Les défauts honnêtes, et la ligne rouge du dark pattern

Puisque le défaut pèse aussi lourd, la tentation est grande de s’en servir. Il existe un usage légitime : dans un choix d’abonnement, pré-sélectionner une formule — souvent l’offre intermédiaire — évite au visiteur de partir d’une page blanche et l’aide à se projeter. La condition est double : la sélection doit être visible (le visiteur voit immédiatement ce qui est coché et pourquoi) et modifiable sans friction (un clic, sans avertissement culpabilisant). Le même principe s’applique à la mise en avant visuelle d’une offre dans un pricing, mécanisme voisin. La ligne rouge est franchie dès que le défaut porte sur un consentement plutôt que sur une préférence commerciale : une case pré-cochée pour la newsletter ou l’acceptation de conditions, une option payante ajoutée au panier sans action de l’utilisateur, une reconduction automatique mentionnée en petits caractères. En Europe, le RGPD exige un consentement libre, spécifique et donné par un acte positif clair : une case déjà cochée n’est pas un consentement valable, et la Cour de justice de l’Union européenne l’a confirmé dans l’affaire Planet49 en 2019. Au-delà du droit, ces procédés relèvent des dark patterns : ils convertissent à court terme et produisent des remboursements, des désabonnements et des avis négatifs à moyen terme.

Demander un premier pas, pas une décision complète

La façon la plus fiable de contourner le biais de statu quo n’est pas de rendre le changement plus désirable, mais de le rendre plus petit. Une page qui demande « changez de solution » demande au visiteur d’assumer d’un coup un budget, une migration, une décision à défendre en interne et un risque personnel s’il se trompe. Une page qui demande un audit gratuit, un diagnostic en dix minutes, un essai sans carte bancaire ou une démonstration ne demande qu’une heure et aucune rupture. Le statu quo n’est pas attaqué, il est simplement mis à côté d’une alternative, ce qui suffit à enclencher la comparaison. Trois règles pratiques : que le premier pas soit réellement réversible et sans conséquence, qu’il apporte une valeur autonome même si le visiteur n’achète jamais — un rapport, un chiffrage, une recommandation utilisable telle quelle —, et que la suite soit annoncée à l’avance, car un « premier pas » dont on ignore la marche suivante réactive exactement la méfiance qu’on cherchait à désamorcer.

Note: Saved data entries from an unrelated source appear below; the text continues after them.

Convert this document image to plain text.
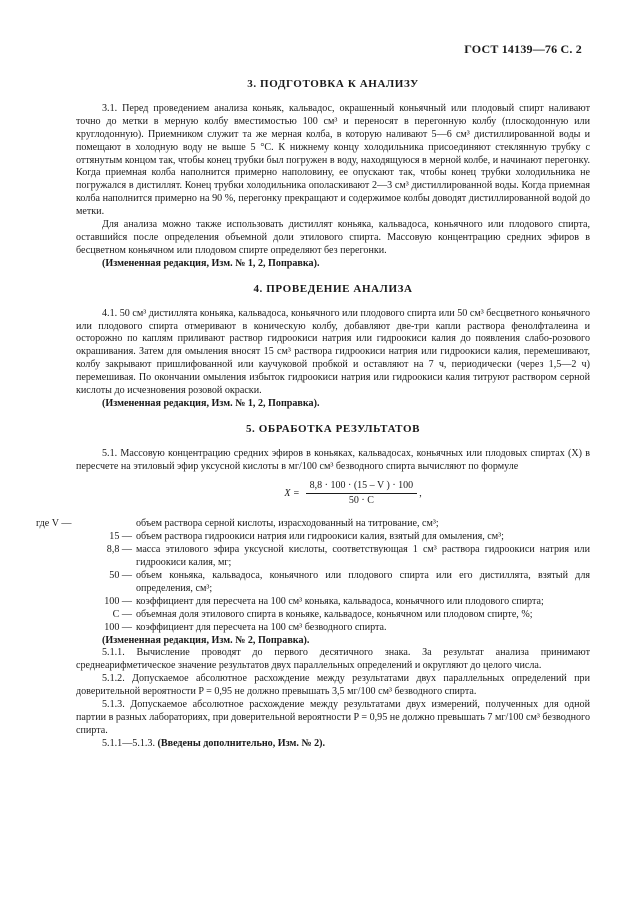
ГОСТ 14139—76 С. 2
3. ПОДГОТОВКА К АНАЛИЗУ

3.1. Перед проведением анализа коньяк, кальвадос, окрашенный коньячный или плодовый спирт наливают точно до метки в мерную колбу вместимостью 100 см³ и переносят в перегонную колбу (плоскодонную или круглодонную). Приемником служит та же мерная колба, в которую наливают 5—6 см³ дистиллированной воды и помещают в холодную воду не выше 5 °С. К нижнему концу холодильника присоединяют стеклянную трубку с оттянутым концом так, чтобы конец трубки был погружен в воду, находящуюся в мерной колбе, и начинают перегонку. Когда приемная колба наполнится примерно наполовину, ее опускают так, чтобы конец трубки холодильника не погружался в дистиллят. Конец трубки холодильника ополаскивают 2—3 см³ дистиллированной воды. Когда приемная колба наполнится примерно на 90 %, перегонку прекращают и содержимое колбы доводят дистиллированной водой до метки.

Для анализа можно также использовать дистиллят коньяка, кальвадоса, коньячного или плодового спирта, оставшийся после определения объемной доли этилового спирта. Массовую концентрацию средних эфиров в бесцветном коньячном или плодовом спирте определяют без перегонки.

(Измененная редакция, Изм. № 1, 2, Поправка).

4. ПРОВЕДЕНИЕ АНАЛИЗА

4.1. 50 см³ дистиллята коньяка, кальвадоса, коньячного или плодового спирта или 50 см³ бесцветного коньячного или плодового спирта отмеривают в коническую колбу, добавляют две-три капли раствора фенолфталеина и осторожно по каплям приливают раствор гидроокиси натрия или гидроокиси калия до появления слабо-розового окрашивания. Затем для омыления вносят 15 см³ раствора гидроокиси натрия или гидроокиси калия, перемешивают, колбу закрывают пришлифованной или каучуковой пробкой и оставляют на 7 ч, периодически (через 1,5—2 ч) перемешивая. По окончании омыления избыток гидроокиси натрия или гидроокиси калия титруют раствором серной кислоты до исчезновения розовой окраски.

(Измененная редакция, Изм. № 1, 2, Поправка).

5. ОБРАБОТКА РЕЗУЛЬТАТОВ

5.1. Массовую концентрацию средних эфиров в коньяках, кальвадосах, коньячных или плодовых спиртах (X) в пересчете на этиловый эфир уксусной кислоты в мг/100 см³ безводного спирта вычисляют по формуле

$X = \frac{8,8 \cdot 100 \cdot (15 - V ) \cdot 100}{50 \cdot C}$ ,
где V —	объем раствора серной кислоты, израсходованный на титрование, см³;
15 — объем раствора гидроокиси натрия или гидроокиси калия, взятый для омыления, см³;
8,8 — масса этилового эфира уксусной кислоты, соответствующая 1 см³ раствора гидроокиси натрия или гидроокиси калия, мг;
50 — объем коньяка, кальвадоса, коньячного или плодового спирта или его дистиллята, взятый для определения, см³;
100 — коэффициент для пересчета на 100 см³ коньяка, кальвадоса, коньячного или плодового спирта;
C — объемная доля этилового спирта в коньяке, кальвадосе, коньячном или плодовом спирте, %;
100 — коэффициент для пересчета на 100 см³ безводного спирта.

(Измененная редакция, Изм. № 2, Поправка).

5.1.1. Вычисление проводят до первого десятичного знака. За результат анализа принимают среднеарифметическое значение результатов двух параллельных определений и округляют до целого числа.

5.1.2. Допускаемое абсолютное расхождение между результатами двух параллельных определений при доверительной вероятности P = 0,95 не должно превышать 3,5 мг/100 см³ безводного спирта.

5.1.3. Допускаемое абсолютное расхождение между результатами двух измерений, полученных для одной партии в разных лабораториях, при доверительной вероятности P = 0,95 не должно превышать 7 мг/100 см³ безводного спирта.

5.1.1—5.1.3. (Введены дополнительно, Изм. № 2).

Les templates LanderKit (89 € l’unité, 229 € le pack de 10) prévoient les blocs nécessaires pour traiter le statu quo de front : comparatif face à la solution actuelle, section objections, engagement d’accompagnement à la migration et appel à l’action à faible engagement — notamment sur SaaS waitlist et coach & consultant, deux pages où le visiteur arbitre presque toujours contre l’inaction plutôt que contre un concurrent nommé.

FAQ

Questions fréquentes

Qu’est-ce que le biais de statu quo ?

C’est la tendance à préférer la situation actuelle à toute alternative, même lorsque l’alternative est objectivement meilleure. Samuelson et Zeckhauser l’ont documenté en 1988 : une option choisie beaucoup plus souvent dès qu’on la présente comme « ce que vous avez déjà », à contenu rigoureusement identique.

Pourquoi dit-on que l’inaction est le vrai concurrent d’une landing page ?

Parce que la majorité des visiteurs ne comparent pas votre produit à un concurrent, mais à ce qu’ils font aujourd’hui : un tableur, une méthode manuelle, un prestataire en place ou rien du tout. Une page qui n’argumente que contre un concurrent nommé ne s’adresse qu’à la petite fraction du trafic ayant déjà décidé de changer.

Comment chiffrer le coût de l’inaction sans exagérer ?

En partant des données du visiteur lui-même, via un calculateur ou un diagnostic qui utilise ses volumes et son temps passé, plutôt que des statistiques de marché invérifiables. Exprimez le résultat en unités concrètes, et évitez la dramatisation : une menace exagérée pousse le visiteur vers l’option la plus rassurante, c’est-à-dire le statu quo.

Une option pré-cochée est-elle un dark pattern ?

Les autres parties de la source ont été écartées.